I felt disturbed, but instead of just burying that
feeling like I normally would, I asked myself
why I felt that way. I realized the annoyance
pointed to anger about attention taken away from me. Needing attention from
people who matter is a need I have.
If I don’t get the attention, I feel like I don’t
matter.
I also recognized that my typical strategy would be to
remain silent and let my partner go on.
But instead of being silent, I stepped out of the pattern
to speak up and stand with a new belief
that I am important and deserving of attention.
In this instance, once noticing the disturbance and
realizing what it meant, I said, “What I’m saying is more important to me than
what you’re pointing out that I can see another time.”
My message was accepted with a small apology.
Attuned to the energy of anger, I found it hidden in
jealousy, envy, blame, frustration, disappointment, regret, withdrawal,
stubbornness, and shame.
I even found it in my lack of kindness in talking to my
partner, my banging cupboard doors,
my prolonged silence, and my criticism and judgment of
others.
When you follow each sign of anger you will find what is
buried in your heart.
You will discover what you need to resolve lifelong
patterns that limited your growth.
Through Your Anger You Discover Your Needs, Beliefs, and
Strategies
I began to know and honor the needs underlying
my anger,
such as my needs for acknowledgement and attention as I
describe above.
I also realized I had many limiting
beliefs that stemmed back to my childhood,
when my needs weren’t met. This is where my feeling of
not mattering came from,
but now I could recognize it and deal with it.
Related to these beliefs I also saw the variety of
limiting strategies I adopted trying to get these needs met. Some of
these were being an over-achiever, a perfectionist, and overly self-reliant.
To illustrate, I recently felt angry when I didn’t make
the cut in auditioning for a voice ensemble. When I stayed with my anger,
I found the pain of a wounded young-child who believed
she wasn’t worthy, and saw clearly
her strategies of people-pleasing
and over-achieving that failed to get her what she
wanted.
Not only does your anger guide you to your needs but it
helps you recognize the limiting beliefs
and strategies that run your life. These were created and
adopted early in childhood
by a very young child and their limitations deserve
examination.
Deeply Exploring Your Anger Involves a Commitment
Taking full advantage of honoring your anger
involves taking the time to begin a process of
discovery.
This means remembering to remain the adult compassionate
witness to what is there,
and not identifying with or be taken over by the anger,
and finally remaining with the anger long enough until
you drop into what is beneath it.
You may discover child-like vulnerability, fears,
helplessness, and pain.
When you integrate with lost parts of you, you
deconstruct the patterns that run your life
and free your original innocent heart to shine through.

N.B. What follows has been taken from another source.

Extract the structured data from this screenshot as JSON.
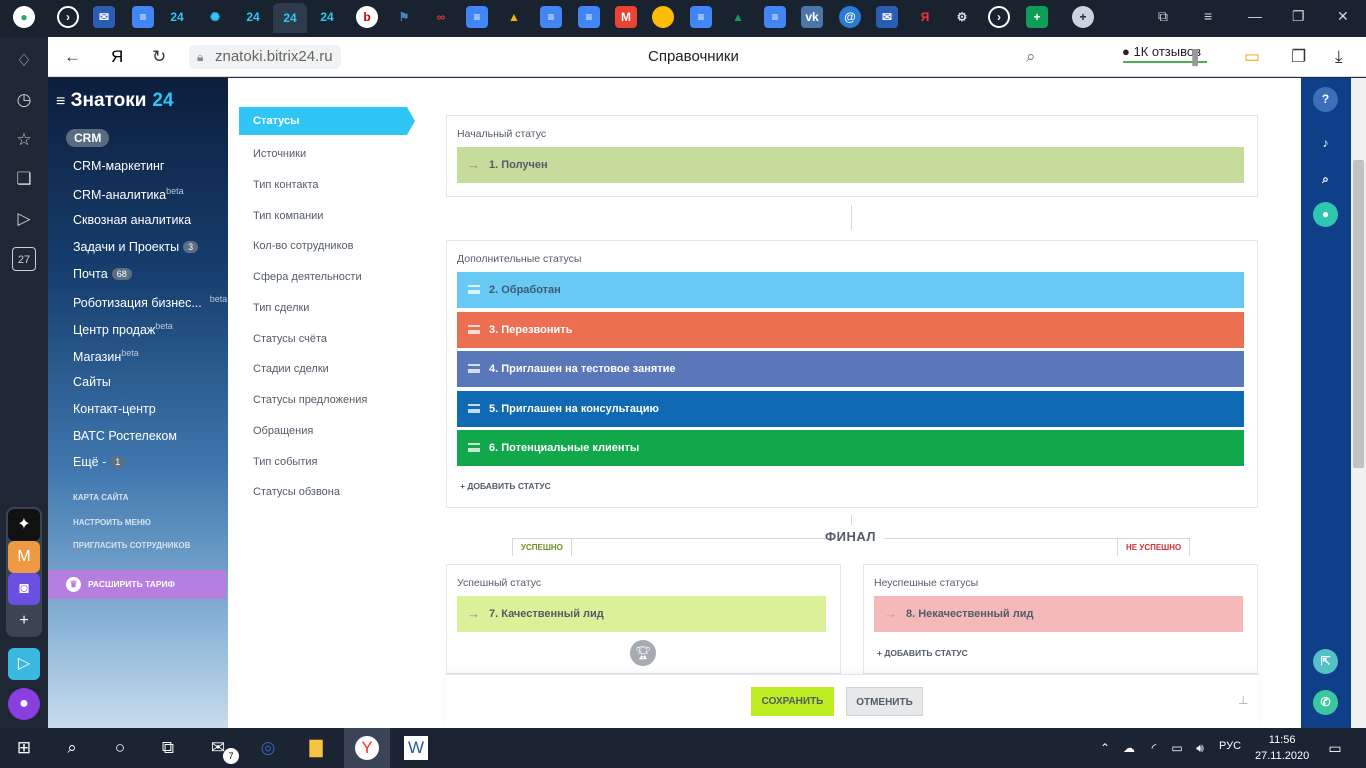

You are Richly Rewarded for Embracing Anger
When you are one with your heart, you know not only your
needs for safety, love
and community but your deep longings for meaning and
purpose.
You consciously make choices true to your heart.
Then your heart opens—to love more and deeply; to reveal
its wisdom; to see the world
as an innocent child; to be present and accepting for all
that shows up; and much more.
Embracing anger may be counter-intuitive,
but in doing so you become aware of old, unconscious
reactive patterns.
In becoming aware of these patterns you free yourself to
choose from a place of power.
Fully in your power you allow yourself to be fully
present to experience life
from the only moment you ever have—this present moment.